Sunday, 22 August 2010

Discrimination, Discretion, and Presentation

I was linked via email to this YouTube video of a young man who experienced religious harassment in his workplace, and it's worth the ten minutes of your time to hear his story. I am sympathetic, because I too experienced workplace bullying that was most likely of a religious origin, but at the same time I have to wonder if what he experienced--and what I experienced--was even slightly self-inflicted through lack of discretion.

(I just had an enormously strong flash of deja vu as I typed that; but then, I've been awake for less than half an hour, so I'm enclined to discount all weird brain phenomena until I'm fully conscious.)

What happened to me, over a decade ago now, isn't too hard to figure out. I trusted someone in the office who turned out to have a big mouth and not as open a mind as I'd thought; my web site became known to people with the ability to make my life very uncomfortable, and they did. I found a better job and I left. Could I prove that their behavior was religiously motivated? No; but the timing was suspicious enough that I can think of no other reason. Even had it been absolutely blatant, I would have been disinclined to try to press charges, for how on earth could I have proven anything? Plus, it wasn't like people ganged together to perform an exorcism on me at lunch time, or came round anointing my cubicle with holy water. They were just bitches to me, and when they started falsifying reports to make it appear that I wasn't producing (when I was in fact the department's top producer), I walked. And as much as I blamed them for being bitches, I also blamed myself for forgetting the cardinal rule of trust no one and thinking I worked with intellectual, tolerant people who could handle difference. (There was a transwoman who came to work there, too, and she lasted maybe a week; before she quit she sought me out and told me I was the only person at the place that talked to her like a human being. That makes me sad, and angry, to this day.)

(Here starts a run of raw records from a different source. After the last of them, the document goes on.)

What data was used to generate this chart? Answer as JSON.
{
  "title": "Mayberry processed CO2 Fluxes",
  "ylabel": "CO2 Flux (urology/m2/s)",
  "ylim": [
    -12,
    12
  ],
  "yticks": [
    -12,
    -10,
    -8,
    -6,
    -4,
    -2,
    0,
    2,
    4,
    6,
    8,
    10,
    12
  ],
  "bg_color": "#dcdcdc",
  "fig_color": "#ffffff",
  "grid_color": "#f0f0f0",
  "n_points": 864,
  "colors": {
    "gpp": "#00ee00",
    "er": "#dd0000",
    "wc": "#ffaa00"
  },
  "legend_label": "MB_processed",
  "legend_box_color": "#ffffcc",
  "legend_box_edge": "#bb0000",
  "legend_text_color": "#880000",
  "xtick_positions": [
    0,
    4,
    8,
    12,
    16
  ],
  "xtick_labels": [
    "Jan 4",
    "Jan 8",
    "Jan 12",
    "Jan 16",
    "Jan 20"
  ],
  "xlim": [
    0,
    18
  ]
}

As for the young man in the video, I am sympathetic, but only to a point. Some of you are probably going to accuse me of victim-blaming, but honestly, don't we all have at least some culpability in the way our actions impact our existence? (And shouldn't witches of all people be more cognizant of that than most?) He lives in Birmingham, Alabama of all places; is that a town you associate with religious liberty and tolerance? He has a wicca-focused YouTube channel and states that his tormentors knew of it; how did they find it? Did he speak openly of it at work? Did he wear ostentatious pagan jewelry? Was he an out-and-proud pagan in places where being one of the Hidden Children would have been more prudent? The old saying Discretion is the better part of valor is extremely applicable in these situations; knowing when to speak, to whom, and what the potential costs might be are difficult lessons which all of us on magical paths will eventually face. I don't fault this young man for his learning curve; I can only hope that he'll emerge from his experience stronger and wiser for it.

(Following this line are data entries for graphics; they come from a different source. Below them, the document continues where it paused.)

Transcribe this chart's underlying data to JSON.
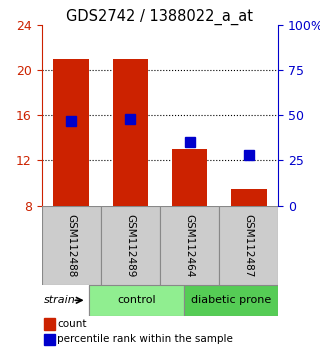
{
  "title": "GDS2742 / 1388022_a_at",
  "samples": [
    "GSM112488",
    "GSM112489",
    "GSM112464",
    "GSM112487"
  ],
  "groups": [
    {
      "label": "control",
      "indices": [
        0,
        1
      ],
      "color": "#90EE90"
    },
    {
      "label": "diabetic prone",
      "indices": [
        2,
        3
      ],
      "color": "#55CC55"
    }
  ],
  "count_values": [
    21.0,
    21.0,
    13.0,
    9.5
  ],
  "percentile_values": [
    47.0,
    48.0,
    35.0,
    28.0
  ],
  "ylim_left": [
    8,
    24
  ],
  "ylim_right": [
    0,
    100
  ],
  "yticks_left": [
    8,
    12,
    16,
    20,
    24
  ],
  "yticks_right": [
    0,
    25,
    50,
    75,
    100
  ],
  "yticklabels_right": [
    "0",
    "25",
    "50",
    "75",
    "100%"
  ],
  "bar_color": "#CC2200",
  "marker_color": "#0000CC",
  "bg_color": "#FFFFFF",
  "left_axis_color": "#CC2200",
  "right_axis_color": "#0000CC",
  "strain_label": "strain",
  "legend_count": "count",
  "legend_percentile": "percentile rank within the sample",
  "bar_width": 0.6,
  "marker_size": 7
}
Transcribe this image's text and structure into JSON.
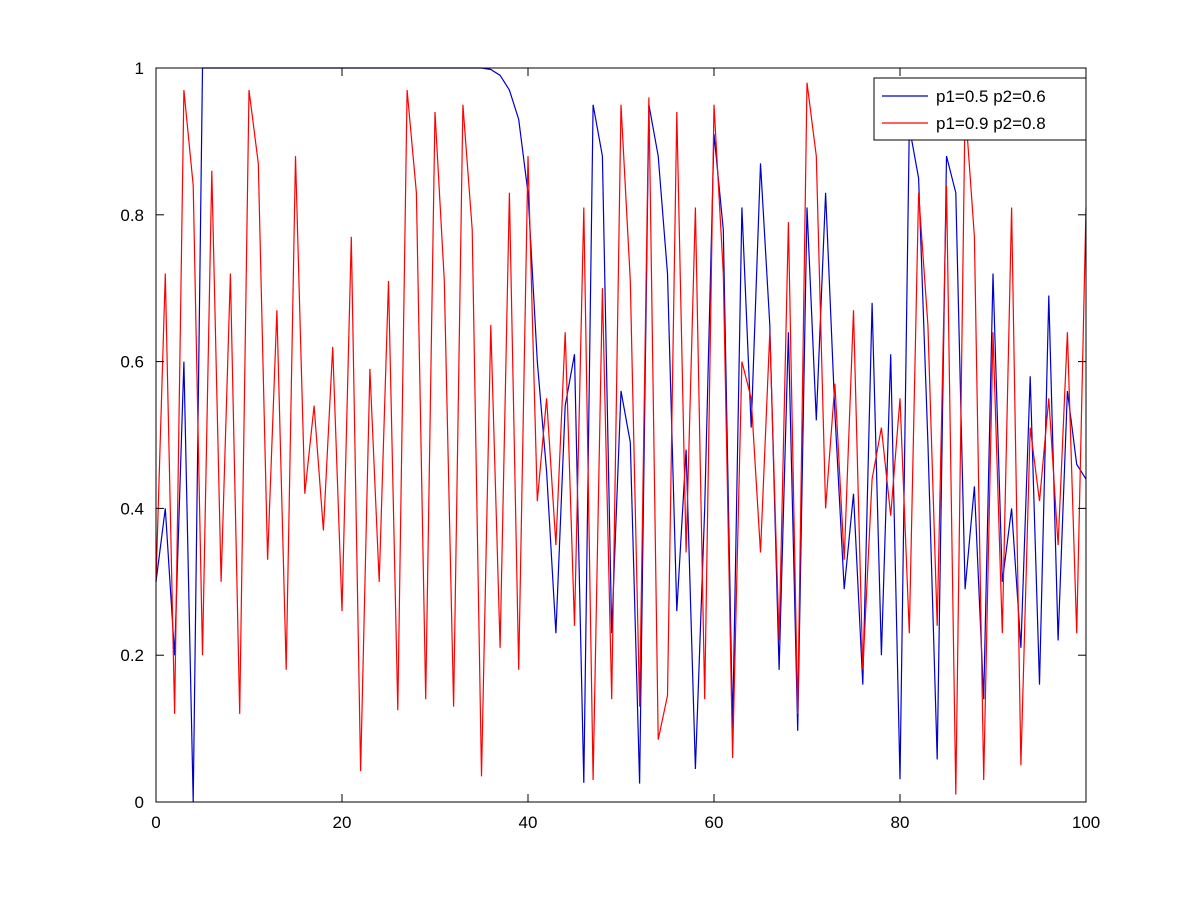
{
  "chart_data": {
    "type": "line",
    "title": "",
    "xlabel": "",
    "ylabel": "",
    "xlim": [
      0,
      100
    ],
    "ylim": [
      0,
      1
    ],
    "x_ticks": [
      0,
      20,
      40,
      60,
      80,
      100
    ],
    "y_ticks": [
      0,
      0.2,
      0.4,
      0.6,
      0.8,
      1
    ],
    "x_tick_labels": [
      "0",
      "20",
      "40",
      "60",
      "80",
      "100"
    ],
    "y_tick_labels": [
      "0",
      "0.2",
      "0.4",
      "0.6",
      "0.8",
      "1"
    ],
    "grid": false,
    "legend_position": "top-right",
    "series": [
      {
        "name": "p1=0.5 p2=0.6",
        "color": "#0000cc",
        "x": [
          0,
          1,
          2,
          3,
          4,
          5,
          6,
          7,
          8,
          9,
          10,
          11,
          12,
          13,
          14,
          15,
          16,
          17,
          18,
          19,
          20,
          21,
          22,
          23,
          24,
          25,
          26,
          27,
          28,
          29,
          30,
          31,
          32,
          33,
          34,
          35,
          36,
          37,
          38,
          39,
          40,
          41,
          42,
          43,
          44,
          45,
          46,
          47,
          48,
          49,
          50,
          51,
          52,
          53,
          54,
          55,
          56,
          57,
          58,
          59,
          60,
          61,
          62,
          63,
          64,
          65,
          66,
          67,
          68,
          69,
          70,
          71,
          72,
          73,
          74,
          75,
          76,
          77,
          78,
          79,
          80,
          81,
          82,
          83,
          84,
          85,
          86,
          87,
          88,
          89,
          90,
          91,
          92,
          93,
          94,
          95,
          96,
          97,
          98,
          99,
          100
        ],
        "y": [
          0.3,
          0.4,
          0.2,
          0.6,
          0.0,
          1.0,
          1.0,
          1.0,
          1.0,
          1.0,
          1.0,
          1.0,
          1.0,
          1.0,
          1.0,
          1.0,
          1.0,
          1.0,
          1.0,
          1.0,
          1.0,
          1.0,
          1.0,
          1.0,
          1.0,
          1.0,
          1.0,
          1.0,
          1.0,
          1.0,
          1.0,
          1.0,
          1.0,
          1.0,
          1.0,
          1.0,
          0.998,
          0.99,
          0.97,
          0.93,
          0.83,
          0.6,
          0.45,
          0.23,
          0.54,
          0.61,
          0.026,
          0.95,
          0.88,
          0.23,
          0.56,
          0.49,
          0.025,
          0.95,
          0.88,
          0.72,
          0.26,
          0.48,
          0.045,
          0.4,
          0.91,
          0.78,
          0.1,
          0.81,
          0.51,
          0.87,
          0.65,
          0.18,
          0.64,
          0.097,
          0.81,
          0.52,
          0.83,
          0.53,
          0.29,
          0.42,
          0.16,
          0.68,
          0.2,
          0.61,
          0.031,
          0.92,
          0.85,
          0.49,
          0.058,
          0.88,
          0.83,
          0.29,
          0.43,
          0.14,
          0.72,
          0.3,
          0.4,
          0.21,
          0.58,
          0.16,
          0.69,
          0.22,
          0.56,
          0.46,
          0.44
        ]
      },
      {
        "name": "p1=0.9 p2=0.8",
        "color": "#ff0000",
        "x": [
          0,
          1,
          2,
          3,
          4,
          5,
          6,
          7,
          8,
          9,
          10,
          11,
          12,
          13,
          14,
          15,
          16,
          17,
          18,
          19,
          20,
          21,
          22,
          23,
          24,
          25,
          26,
          27,
          28,
          29,
          30,
          31,
          32,
          33,
          34,
          35,
          36,
          37,
          38,
          39,
          40,
          41,
          42,
          43,
          44,
          45,
          46,
          47,
          48,
          49,
          50,
          51,
          52,
          53,
          54,
          55,
          56,
          57,
          58,
          59,
          60,
          61,
          62,
          63,
          64,
          65,
          66,
          67,
          68,
          69,
          70,
          71,
          72,
          73,
          74,
          75,
          76,
          77,
          78,
          79,
          80,
          81,
          82,
          83,
          84,
          85,
          86,
          87,
          88,
          89,
          90,
          91,
          92,
          93,
          94,
          95,
          96,
          97,
          98,
          99,
          100
        ],
        "y": [
          0.3,
          0.72,
          0.12,
          0.97,
          0.84,
          0.2,
          0.86,
          0.3,
          0.72,
          0.12,
          0.97,
          0.87,
          0.33,
          0.67,
          0.18,
          0.88,
          0.42,
          0.54,
          0.37,
          0.62,
          0.26,
          0.77,
          0.042,
          0.59,
          0.3,
          0.71,
          0.125,
          0.97,
          0.83,
          0.14,
          0.94,
          0.71,
          0.13,
          0.95,
          0.78,
          0.035,
          0.65,
          0.21,
          0.83,
          0.18,
          0.88,
          0.41,
          0.55,
          0.35,
          0.64,
          0.24,
          0.81,
          0.03,
          0.7,
          0.14,
          0.95,
          0.71,
          0.13,
          0.96,
          0.085,
          0.145,
          0.94,
          0.34,
          0.81,
          0.14,
          0.95,
          0.72,
          0.06,
          0.6,
          0.55,
          0.34,
          0.64,
          0.22,
          0.79,
          0.12,
          0.98,
          0.88,
          0.4,
          0.57,
          0.33,
          0.67,
          0.18,
          0.44,
          0.51,
          0.39,
          0.55,
          0.23,
          0.83,
          0.65,
          0.24,
          0.84,
          0.01,
          0.95,
          0.77,
          0.03,
          0.64,
          0.23,
          0.81,
          0.05,
          0.51,
          0.41,
          0.55,
          0.35,
          0.64,
          0.23,
          0.81
        ]
      }
    ]
  }
}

Lastly, let's talk about presentation, because this has become a big issue with me. I often cringe at the way my ostensible coreligionists present themselves: little attention given to clothing, questionable hygiene, unhealthy behaviors, bad grammar and spelling, etc. In short, an overall lack of professionalism. Pagans won't be taken seriously until they behave seriously--you know, like adults? Just a little? This video opens with bad spelling, then shows us a young man in clothing that says "I don't care how I appear to you." I understand that impulse; I followed it myself for years, with a splendid defiant disregard; but it handicapped me, and I can admit that now. He's got a two-liter bottle of soda in one hand and a cigarette in the other, and those things say "I don't care about my health, or about how I appear to you." And he frankly lost me when he stubbed out that cigarette on the ground (he is speaking in an outdoor setting) and left the butt on the ground. That says "I don't care about my health, I don't care about how I appear to you, and even though I say I'm a member of an earth-centered religion, I don't really care much about the earth, either." I scanned through some of the rest of the video after that, but I was disengaged. And I can guarantee that other viewers who are even less inclined to be sympathetic to a pagan cause than I will have checked out for those or other reasons as well.

If we--all of us who for whatever reason cluster beneath the umbrella of "pagan," willingly or grudgingly--cannot present ourselves effectively, our every effort is doomed to failure. A subculture cannot operate independently of its larger culture; and if it attempts to do so, it has to be aware there will be consequences, and accept them as inevitable. If we want fair and equitable treatment, we must present our case in a way that the larger culture will understand; we need, in short, credible witnesses. (I don't know that I come across that well myself, because I'm obnoxious and obtuse and sometimes insufferably pompous; but the other extreme isn't any more effective.)